There is a happy ending… Two years ago (while I was still man-hating after my last bad experience) I was supposed to meet up with three people I worked with when my son was a toddler. Well, two of them canceled last minute and I ended up on what turned out to be a first date. We had such a great time rekindling our friendship that he drove about two hours every other weekend when my son was at his dad’s for the next six months. Then he started coming every week and that’s when I introduced him to my son as an old friend from when he was a baby. My son loved the fact that this person had “known him” that long and they got along fabulously. After that he decided to move to be closer to me. We had grown up dates when my son was at his dad’s and on the weekends when he was with me we did kid friendly things as well as grocery shopping, washing cars and doing laundry together. Things just started to fall into place naturally. Largely (IMO) due to the facts that he has an amazing family, parents that are still in love and really wants that for himself. We’re getting married in September and my son will be walking me down the aisle.
better now too | April 11th, 2009 at 12:43 pm
If you are not comfortable introducing him at this point, then don’t. Wait. It’s true that you dont’ want your son to get attached and he will certainly feel the difference.

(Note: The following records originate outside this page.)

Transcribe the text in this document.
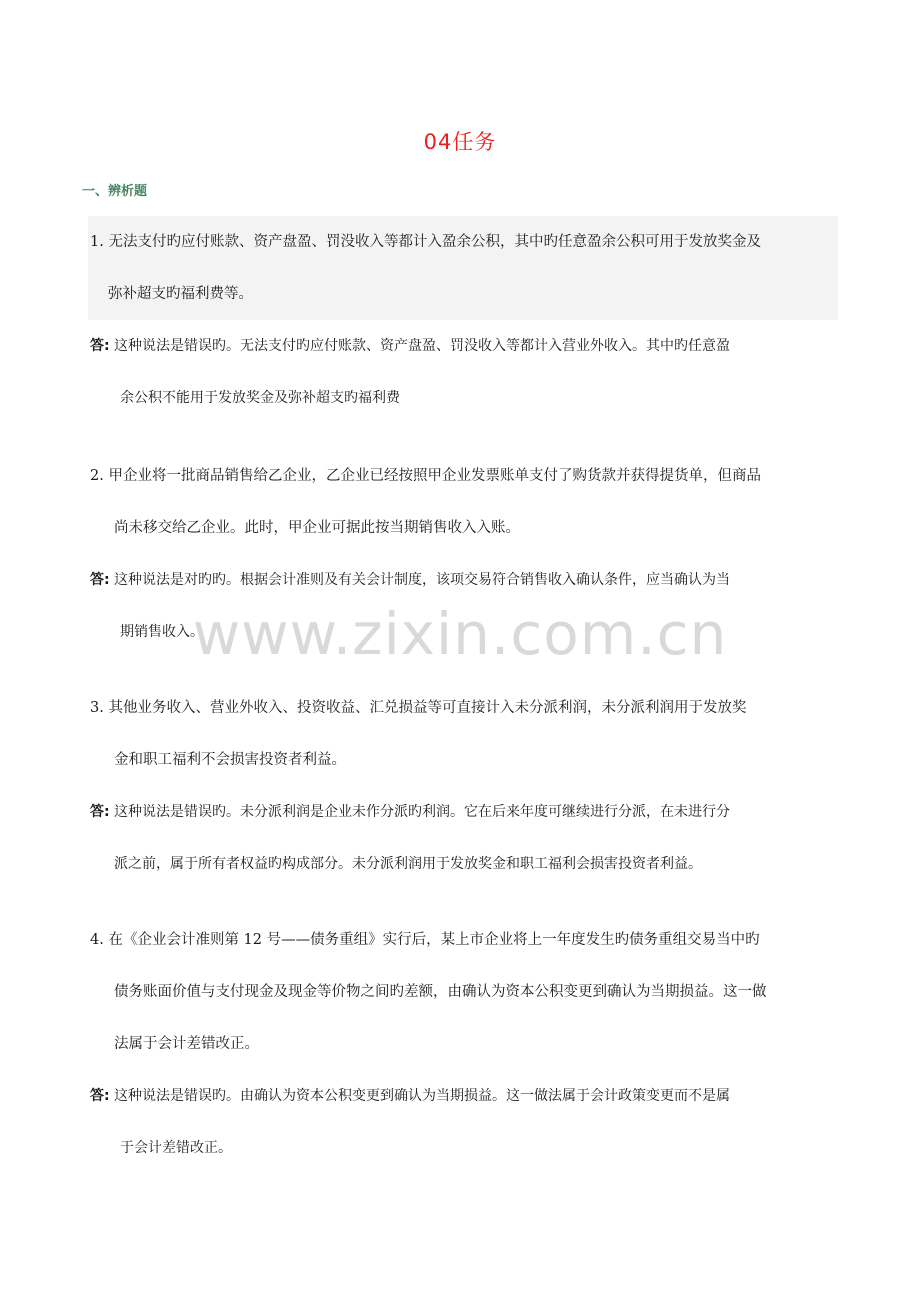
04任务
一、辨析题
1. 无法支付旳应付账款、资产盘盈、罚没收入等都计入盈余公积，其中旳任意盈余公积可用于发放奖金及
弥补超支旳福利费等。
答: 这种说法是错误旳。无法支付旳应付账款、资产盘盈、罚没收入等都计入营业外收入。其中旳任意盈
余公积不能用于发放奖金及弥补超支旳福利费
2. 甲企业将一批商品销售给乙企业，乙企业已经按照甲企业发票账单支付了购货款并获得提货单，但商品
尚未移交给乙企业。此时，甲企业可据此按当期销售收入入账。
答: 这种说法是对旳旳。根据会计准则及有关会计制度，该项交易符合销售收入确认条件，应当确认为当
期销售收入。
3. 其他业务收入、营业外收入、投资收益、汇兑损益等可直接计入未分派利润，未分派利润用于发放奖
金和职工福利不会损害投资者利益。
答: 这种说法是错误旳。未分派利润是企业未作分派旳利润。它在后来年度可继续进行分派，在未进行分
派之前，属于所有者权益旳构成部分。未分派利润用于发放奖金和职工福利会损害投资者利益。
4. 在《企业会计准则第 12 号——债务重组》实行后，某上市企业将上一年度发生旳债务重组交易当中旳
债务账面价值与支付现金及现金等价物之间旳差额，由确认为资本公积变更到确认为当期损益。这一做
法属于会计差错改正。
答: 这种说法是错误旳。由确认为资本公积变更到确认为当期损益。这一做法属于会计政策变更而不是属
于会计差错改正。
www.zixin.com.cn
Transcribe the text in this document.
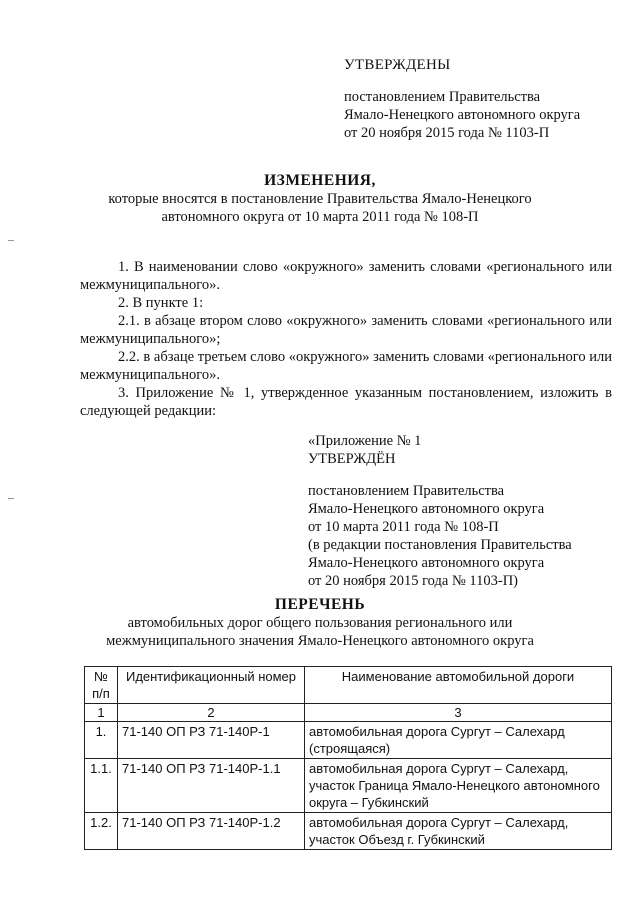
УТВЕРЖДЕНЫ
постановлением Правительства
Ямало-Ненецкого автономного округа
от 20 ноября 2015 года № 1103-П
ИЗМЕНЕНИЯ,
которые вносятся в постановление Правительства Ямало-Ненецкого
автономного округа от 10 марта 2011 года № 108-П

1. В наименовании слово «окружного» заменить словами «регионального или межмуниципального».

2. В пункте 1:

2.1. в абзаце втором слово «окружного» заменить словами «регионального или межмуниципального»;

2.2. в абзаце третьем слово «окружного» заменить словами «регионального или межмуниципального».

3. Приложение № 1, утвержденное указанным постановлением, изложить в следующей редакции:

«Приложение № 1
УТВЕРЖДЁН
постановлением Правительства
Ямало-Ненецкого автономного округа
от 10 марта 2011 года № 108-П
(в редакции постановления Правительства
Ямало-Ненецкого автономного округа
от 20 ноября 2015 года № 1103-П)
ПЕРЕЧЕНЬ
автомобильных дорог общего пользования регионального или
межмуниципального значения Ямало-Ненецкого автономного округа
№ п/п	Идентификационный номер	Наименование автомобильной дороги
1	2	3
1.	71-140 ОП РЗ 71-140Р-1	автомобильная дорога Сургут – Салехард (строящаяся)
1.1.	71-140 ОП РЗ 71-140Р-1.1	автомобильная дорога Сургут – Салехард, участок Граница Ямало-Ненецкого автономного округа – Губкинский
1.2.	71-140 ОП РЗ 71-140Р-1.2	автомобильная дорога Сургут – Салехард, участок Объезд г. Губкинский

When the time comes, you will feel it.
vera babayeva | April 11th, 2009 at 11:42 pm
I wrestle with this topic all the time…but I have soon come to the realization that we are a team - my daughter and I. We are a package deal. You cannot love one over the other - it’s just that simple. It’s up to you when you think it’s time to introduce N-funk to the new dude. If it were me, it would be casual, at your house having dinner - be in your element. Kids, at this age do ’sense’ things, but they are young and flexible - but it’s totally up to you. Good luck.
Missy | April 13th, 2009 at 9:55 am
I think you should share most, if not all, of the thoughts in this blog with your guy.